Dhaka, June 16, 2013: Bangladesh exported goods worth $35million or 0.72 percent of the total to the USA under its Generalized System of Preference (GSP) programme, commerce minister GM Quader told the country’s parliament on Sunday.
“As per the statistics of United States International Trade Commission (USITC) programme the Bangladesh’s total amount of export to the USA was $4,878million in 2012.
Of the items, goods worth $35million was exported to the USA under the Generalized System of Preference (GSP) facility,” Quader said replying to a tabled question of treasury bench member Nurul Islam B.Sc.
The US government has been threatening to cancel the facility in an apparent bid to sensitize Bangladesh in labor issues.
US President Barack Obama could soon decide to cut off trade benefits for Bangladesh, in a largely symbolic response to tragedies in Bangladesh’s garment sector that have cost more than 1,200 lives in the past eight months, it is reported.
The US Trade Representative’s office, with input from other government agencies, is completing its recommendations in preparation for a White House announcement by June 30.
Even though the trade benefits affect less than 1% of Bangladeshi exports to the United States, the Bangladeshi government has pleaded with the Obama administration not to be cut off.
The AFL-CIO, the largest US labour organisation, first filed a petition to suspend Bangladesh from the US Generalised System of Preferences programme in 2007.
The US government has put off that decision for six years, hoping the threat would be enough to encourage Bangladesh to make long-needed labour reforms.
But after the Tazreen factory fire in November that killed 112 people and the Rana Plaza building collapse in April that killed 1,129 more, it seems likely that Obama will eliminate or reduce the trade benefits, Celeste Drake, the AFL-CIO’s lead on trade issues, told Reuters this week.
The past year has been so horrendous that unless the United States acts the labour provisions of the GSP program will be seen as meaningless, she said.
The GSP programme is aimed at helping create jobs in poor countries by waiving US duties on thousands of goods.
Bangladesh has been in the programme since it began in 1976. But its main export, clothing, is not eligible for GSP tariff cuts, in deference to the US textile and apparel industry, which employed some 2.4 million workers four decades ago compared to less than 300,000 now.
Mother of a garments worker wailing as she could not identify her daughter from the mutilated bodies piled at a makeshift morgue in Dhaka on May 9, two weeks after the ‘Rana Plaza’ building collapse in Savar.
Last year, the GSP programme spared Bangladesh about $2 million in duties on $35 million worth of tents, golf equipment, plates and other items it exported to the United States, said Ed Gresser, a trade analyst with the GlobalWorks Foundation.
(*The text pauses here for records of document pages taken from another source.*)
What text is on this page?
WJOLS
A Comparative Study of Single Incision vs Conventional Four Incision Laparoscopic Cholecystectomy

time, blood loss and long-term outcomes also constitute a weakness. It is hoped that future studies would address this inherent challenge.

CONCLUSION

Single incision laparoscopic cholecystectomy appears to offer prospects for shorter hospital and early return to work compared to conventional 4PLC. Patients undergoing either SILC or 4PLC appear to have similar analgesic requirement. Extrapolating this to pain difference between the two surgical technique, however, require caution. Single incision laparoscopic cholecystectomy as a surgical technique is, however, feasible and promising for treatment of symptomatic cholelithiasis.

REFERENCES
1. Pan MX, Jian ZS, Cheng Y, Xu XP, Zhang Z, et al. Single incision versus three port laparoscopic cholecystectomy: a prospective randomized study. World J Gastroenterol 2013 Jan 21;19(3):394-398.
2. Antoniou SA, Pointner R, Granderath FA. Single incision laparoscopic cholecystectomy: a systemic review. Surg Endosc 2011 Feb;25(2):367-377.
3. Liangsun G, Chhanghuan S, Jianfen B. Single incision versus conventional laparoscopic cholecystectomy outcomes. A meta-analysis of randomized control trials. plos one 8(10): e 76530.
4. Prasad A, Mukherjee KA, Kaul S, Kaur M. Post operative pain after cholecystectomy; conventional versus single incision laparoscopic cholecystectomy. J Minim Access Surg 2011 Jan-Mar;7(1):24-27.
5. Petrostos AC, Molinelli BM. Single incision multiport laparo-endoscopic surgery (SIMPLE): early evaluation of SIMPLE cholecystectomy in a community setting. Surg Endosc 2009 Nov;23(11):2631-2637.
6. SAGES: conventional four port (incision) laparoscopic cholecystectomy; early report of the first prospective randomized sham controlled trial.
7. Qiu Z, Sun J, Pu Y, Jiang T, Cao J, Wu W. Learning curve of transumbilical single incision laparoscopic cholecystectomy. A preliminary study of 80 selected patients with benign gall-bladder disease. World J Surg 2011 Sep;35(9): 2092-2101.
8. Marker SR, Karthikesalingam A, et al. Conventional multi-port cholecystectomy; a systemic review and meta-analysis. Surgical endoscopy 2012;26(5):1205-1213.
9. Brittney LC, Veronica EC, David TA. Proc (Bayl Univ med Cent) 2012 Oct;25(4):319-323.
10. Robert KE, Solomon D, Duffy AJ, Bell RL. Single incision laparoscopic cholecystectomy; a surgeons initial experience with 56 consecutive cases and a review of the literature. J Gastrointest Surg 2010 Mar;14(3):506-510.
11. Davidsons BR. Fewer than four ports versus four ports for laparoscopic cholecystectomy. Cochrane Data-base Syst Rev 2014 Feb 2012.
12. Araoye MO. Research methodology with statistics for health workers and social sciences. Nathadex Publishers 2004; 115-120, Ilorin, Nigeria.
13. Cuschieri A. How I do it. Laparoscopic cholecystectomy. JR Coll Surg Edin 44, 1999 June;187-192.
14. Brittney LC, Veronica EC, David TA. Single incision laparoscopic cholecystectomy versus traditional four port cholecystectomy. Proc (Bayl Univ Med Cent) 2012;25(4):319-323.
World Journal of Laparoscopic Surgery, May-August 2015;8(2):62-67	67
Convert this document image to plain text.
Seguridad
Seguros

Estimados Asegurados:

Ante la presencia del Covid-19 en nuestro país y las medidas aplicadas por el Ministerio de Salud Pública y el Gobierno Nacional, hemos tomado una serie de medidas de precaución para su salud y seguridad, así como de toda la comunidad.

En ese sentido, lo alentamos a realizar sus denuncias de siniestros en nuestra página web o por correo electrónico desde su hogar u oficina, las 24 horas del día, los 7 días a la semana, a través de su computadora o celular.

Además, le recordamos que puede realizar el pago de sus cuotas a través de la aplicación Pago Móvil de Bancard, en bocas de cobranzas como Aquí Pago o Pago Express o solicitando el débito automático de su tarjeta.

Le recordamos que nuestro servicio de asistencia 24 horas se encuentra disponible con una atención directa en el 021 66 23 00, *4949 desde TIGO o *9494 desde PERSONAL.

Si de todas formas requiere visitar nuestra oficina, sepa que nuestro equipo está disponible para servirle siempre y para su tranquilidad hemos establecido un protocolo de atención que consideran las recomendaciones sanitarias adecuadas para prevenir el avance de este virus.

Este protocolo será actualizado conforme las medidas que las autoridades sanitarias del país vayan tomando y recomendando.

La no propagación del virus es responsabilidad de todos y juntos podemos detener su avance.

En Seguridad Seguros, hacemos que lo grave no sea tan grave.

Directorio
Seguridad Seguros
But Bangladesh paid about $732 million in duties on $4.9 billion worth of clothing to the United States. That is almost twice as much as the $383 million in US tariffs collected on $41 billion worth of French goods in 2012, Gresser said.
In the past, some lawmakers have proposed changing the GSP programme to provide duty-free benefits for clothing from Bangladesh and Cambodia, but US textile manufacturers lobbied to prevent action on the legislation.
At least 13 countries have lost some or all of their GSP benefits since workers rights protections were added to the eligibility criteria in the 1980s. Most have been reinstated after making progress on the concerns.
While Bangladeshi clothing manufacturers would not be directly affected by a decision to suspend the GSP programme, Drake said she expected other Bangladeshi companies hit with increased duties to join the international community in lobbying the government for labour reforms.
“It’s a small stick, which is perhaps right, given that it is a developing country. Nobody wants to do something that would be an earthquake to their economy,” Drake said.
Sanchita Saxena, associate director of the Center for South Asia Studies at the University of California at Berkeley, said revoking Bangladesh’s GSP benefits would not help workers in Bangladesh’s garment industry.
“If the US wants to help improve conditions, international brands and international NGOs can help in building capacity to monitor the thousands of factories that need monitoring and help to enforce some of the laws that are in the books,” she said.
US retailers should also sign an agreement embraced by European retailers to improve safety conditions in Bangladesh’s garment industry, Saxena said.
New RMG Markets
To another question from treasury bench member M Abdul Latif, the Bangladesh Commerce Minister informed the House that the government had taken measures to create new markets of readymade garments (RMG) abroad.
He hoped that the country’s new export policy (2012-2015) would bring qualitative change in export trade and ensure a competitive edge in the risky world trade.
He said adding the government took part in nine international trade fairs organized by Export Promotion Bureau (EPB) in the fiscal year 2011-12 aimed at expanding the RMG markets worldwide.
Quader said steps have also been taken to take part in the international trade fairs in Russia, South Africa, Japan, Brazil, China, India, South Korea and send delegations there to explore market.
Initiatives have been taken to expand business among the SAARC countries and reduce trade imbalance under the agreement on South Asian Free Trade Area (SAFTA), he added.